Step 5: Practical Examples and Scenarios

1. Make a script executable:

   chmod +x deploy.sh
   

2. Prevent other users from reading a private file:

   chmod 600 ~/.ssh/id_rsa
   

3. Allow the developers group to write to a shared project directory:

   chmod 775 /var/projects/myapp
   # Ensure the directory's group is 'developers': chgrp developers /var/projects/myapp
   

4. Quickly open read and execute access for all (e.g., for public web content):

   chmod -R a+rX /var/www/html
   # The `X` (uppercase) flag sets `x` only on directories and on files that already have at least one `x`.
   

5. Remove execute permission from all executable files in the bin folder:

   chmod a-x /home/user/bin/*
   

Verifying the Result

After applying chmod, always check the result:

ls -l [file_or_directory]

What to look for:

1. The permission string (e.g., -rwxr-xr--).
2. The link count (second column) for directories — after a recursive change, it shouldn't change drastically unless you modified sticky/SGID bits.
3. Ensure the owner (chown) and group haven't changed accidentally.

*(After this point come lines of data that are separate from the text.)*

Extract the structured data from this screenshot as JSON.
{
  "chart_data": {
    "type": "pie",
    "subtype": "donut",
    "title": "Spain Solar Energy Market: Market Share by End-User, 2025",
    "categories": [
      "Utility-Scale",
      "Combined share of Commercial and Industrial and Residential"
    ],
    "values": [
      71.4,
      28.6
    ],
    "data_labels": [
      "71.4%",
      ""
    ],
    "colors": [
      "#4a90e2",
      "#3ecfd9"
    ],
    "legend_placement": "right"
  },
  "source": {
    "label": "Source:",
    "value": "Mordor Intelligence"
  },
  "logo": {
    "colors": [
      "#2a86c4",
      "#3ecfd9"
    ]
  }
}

Functional test: Try to perform the action for which you granted permission (e.g., run the script ./script.sh or write data to the file as another user, if that was the goal).

Potential Issues

• Operation not permitted or Permission denied: You are not the file's owner and are not working as root (sudo). Use sudo chmod ... or change the owner (sudo chown).
• File doesn't become executable: You used chmod +x on a file that isn't a valid executable (e.g., a plain text file without a shebang #!/bin/bash or a binary file). Check its contents.
• System becomes inaccessible after chmod -R: You accidentally removed x permissions from critical system directories (/bin, /usr, /etc). This can make commands unrunnable. Recovery: Boot into recovery mode or use a LiveCD and manually fix permissions. For Debian/Ubuntu, standard permissions can be restored via dpkg --get-selections | grep -E '^[^ ]+[[:space:]]+install$' | awk '{print $1}' | xargs dpkg -L | xargs chmod -c a+rX (this is a complex operation; it's better to search for specific packages).
• chmod: changing permissions of ‘...’: Read-only file system: The filesystem is mounted in "read-only" mode (e.g., due to errors). You need to check and remount it with write permissions (mount -o remount,rw /), possibly running fsck.
• Recursion (-R) doesn't follow symbolic links: By default, chmod -R does not traverse symbolic links. To change permissions on the files the links point to, rather than the links themselves, use chmod -R -h (not available on all implementations) or handle links separately with find.